THE instinctive response upon seeing the headline of the article, “Crying out at racial discrimination in SA of today” (The Herald, June 28), for me, a middle class, considerably educated, independent black female, is to think “oh, wow, yet another nonsensical race-based tirade”.
But upon closer inspection my heart sank as I recognised the truth in the words in print before me. Somehow, the injustices and discriminatory encounters experienced by adults are expected and brushed aside. But I’ll be damned if the same is true for children.
What lessons is the principal teaching those young minds? What cracked and tainted portrait of themselves is she teaching them to paint?
This blatant display of discrimination not only speaks to her inadequacy as an educator but screams at her incapability of being a care giver. To subject children who have had to face social judgment for their “disability” to those conditions is nothing less than a further damnation, segregating them according to the race, or no wait, “their languages”, only serves to further entrench inferiority complexes they may have developed.

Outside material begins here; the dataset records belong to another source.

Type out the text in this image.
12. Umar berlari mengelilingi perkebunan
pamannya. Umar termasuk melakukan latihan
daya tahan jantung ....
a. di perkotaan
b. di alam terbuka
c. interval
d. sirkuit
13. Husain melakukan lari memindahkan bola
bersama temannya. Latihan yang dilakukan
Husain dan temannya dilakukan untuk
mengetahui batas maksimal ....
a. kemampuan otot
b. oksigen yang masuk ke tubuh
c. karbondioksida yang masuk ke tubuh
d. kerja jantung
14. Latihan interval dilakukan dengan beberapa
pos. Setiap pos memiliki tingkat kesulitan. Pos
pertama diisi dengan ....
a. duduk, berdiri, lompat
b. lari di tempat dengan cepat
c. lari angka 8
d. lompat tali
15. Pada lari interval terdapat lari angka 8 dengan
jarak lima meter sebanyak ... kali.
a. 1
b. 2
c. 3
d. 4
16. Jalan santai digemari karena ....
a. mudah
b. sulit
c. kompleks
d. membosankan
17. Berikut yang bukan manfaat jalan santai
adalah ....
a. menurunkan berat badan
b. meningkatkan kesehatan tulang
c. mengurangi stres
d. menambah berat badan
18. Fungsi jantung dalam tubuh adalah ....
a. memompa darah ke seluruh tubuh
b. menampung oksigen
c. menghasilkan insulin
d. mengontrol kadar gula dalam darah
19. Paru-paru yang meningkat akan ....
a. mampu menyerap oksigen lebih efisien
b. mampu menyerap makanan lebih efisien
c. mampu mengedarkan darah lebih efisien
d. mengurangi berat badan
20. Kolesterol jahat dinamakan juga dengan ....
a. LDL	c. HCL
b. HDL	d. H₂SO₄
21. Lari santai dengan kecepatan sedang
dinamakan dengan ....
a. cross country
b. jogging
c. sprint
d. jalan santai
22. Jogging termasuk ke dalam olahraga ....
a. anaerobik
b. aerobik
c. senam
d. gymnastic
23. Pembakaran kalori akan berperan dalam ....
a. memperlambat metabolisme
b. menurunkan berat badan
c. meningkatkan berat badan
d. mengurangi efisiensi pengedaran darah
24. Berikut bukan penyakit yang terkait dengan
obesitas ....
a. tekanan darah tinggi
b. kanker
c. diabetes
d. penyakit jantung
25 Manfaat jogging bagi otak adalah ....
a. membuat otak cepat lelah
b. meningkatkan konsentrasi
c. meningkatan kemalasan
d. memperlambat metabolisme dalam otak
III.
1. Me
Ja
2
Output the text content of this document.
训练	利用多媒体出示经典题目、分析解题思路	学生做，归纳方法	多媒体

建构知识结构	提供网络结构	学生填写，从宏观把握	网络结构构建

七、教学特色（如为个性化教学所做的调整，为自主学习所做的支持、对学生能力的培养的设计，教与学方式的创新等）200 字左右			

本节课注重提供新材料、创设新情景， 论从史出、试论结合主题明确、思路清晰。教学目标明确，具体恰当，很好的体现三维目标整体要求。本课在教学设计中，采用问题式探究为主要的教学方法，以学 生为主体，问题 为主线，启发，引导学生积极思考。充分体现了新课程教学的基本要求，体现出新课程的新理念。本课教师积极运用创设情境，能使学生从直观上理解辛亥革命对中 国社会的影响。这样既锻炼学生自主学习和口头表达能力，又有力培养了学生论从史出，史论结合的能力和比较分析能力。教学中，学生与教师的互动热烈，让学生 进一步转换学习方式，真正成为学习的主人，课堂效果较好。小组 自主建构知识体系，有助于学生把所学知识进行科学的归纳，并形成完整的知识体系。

What is the problem here? The resources are there clearly, my hard-earned tax money goes to that school. The Department of Education best be answerable to this incredulous disservice.
I bet the response from the school if any will sound a little like: the level of progression for the kids is not the same, we are stumped for resources, or better yet, the children do not progress the same as the average child.
No child will progress in an environment that is not stimulating. If improvements and resource injections are made to the school, they should be to the benefit of all its children.